There is an extensive discussion, with many other examples, here.
I particularly relish the Italian spelling pronunciation of Colgate toothpaste as kolˈɡaːte.
There are two related phenomena. One is pronunciation spelling, in which a new spelling is applied, reflecting the pronunciation better than the traditional spelling does. Popularly this is sometimes called phonetic spelling. An example would be the proper name Leicester ˈlestə, ˈlestɚ respelt as Lester. Another is though respelt as tho. Jack Windsor Lewis uses nonce respellings such as he’rd for heard and dou’t for doubt. Spelling reform projects typically involve systematic application of the principle of writing as we speak.
The other related phenomenon has no generally agreed name, but we could perhaps call it ’non-spelling pronunciation’. This is the adoption of a new pronunciation that does not match the traditional spelling. An example is the mɪsˈtʃiːviəs variant of mischievous that we discussed last week and that so upset the Daily Telegraph’s feature writer. Another is the widespread pronunciation of Westminster with -ˈmɪnɪstə instead of -ˈmɪnstə. Non-spelling pronunciation does particularly upset purists, and even from me tends to receive a warning triangle in LPD.

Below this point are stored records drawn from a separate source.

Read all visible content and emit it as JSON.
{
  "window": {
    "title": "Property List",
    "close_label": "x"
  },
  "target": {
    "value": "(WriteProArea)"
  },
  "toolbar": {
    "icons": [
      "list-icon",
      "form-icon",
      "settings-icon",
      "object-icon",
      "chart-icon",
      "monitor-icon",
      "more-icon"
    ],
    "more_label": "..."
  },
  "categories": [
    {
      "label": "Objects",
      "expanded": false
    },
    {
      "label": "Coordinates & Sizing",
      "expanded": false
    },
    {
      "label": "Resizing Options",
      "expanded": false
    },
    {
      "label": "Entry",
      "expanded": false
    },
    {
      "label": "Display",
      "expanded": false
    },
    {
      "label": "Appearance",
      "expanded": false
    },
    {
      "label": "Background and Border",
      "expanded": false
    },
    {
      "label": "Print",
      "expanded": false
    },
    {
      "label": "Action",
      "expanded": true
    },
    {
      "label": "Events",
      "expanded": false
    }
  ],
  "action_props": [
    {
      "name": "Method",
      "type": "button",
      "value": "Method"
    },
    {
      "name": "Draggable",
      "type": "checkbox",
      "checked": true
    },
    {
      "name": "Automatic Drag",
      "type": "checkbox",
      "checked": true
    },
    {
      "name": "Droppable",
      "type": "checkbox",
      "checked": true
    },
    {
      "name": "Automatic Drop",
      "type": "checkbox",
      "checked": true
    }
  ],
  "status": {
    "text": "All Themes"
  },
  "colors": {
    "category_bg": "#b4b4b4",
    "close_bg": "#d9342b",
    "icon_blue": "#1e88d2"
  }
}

I suppose that if such pronunciations become established they are likely to lead to correspondingly changed spellings, thus mischievious and Westminister.
Non-spelling pronunciation followed by respelling is readily seen in the case of the word pronunciation, traditionally prəˌnʌnsiˈeɪʃn̩. Morphological regularization, ɡiven the base form pronounce prəˈnaʊns, produces prəˌnaʊnsiˈeɪʃn̩, which in turn gives rise to the unorthodox spelling pronounciation.
I have frequently had on-air conversations with radio presenters asking me about “pronounciation”, and I must confess that in reply I tend to pronounce pronunciation with extra clarity and care.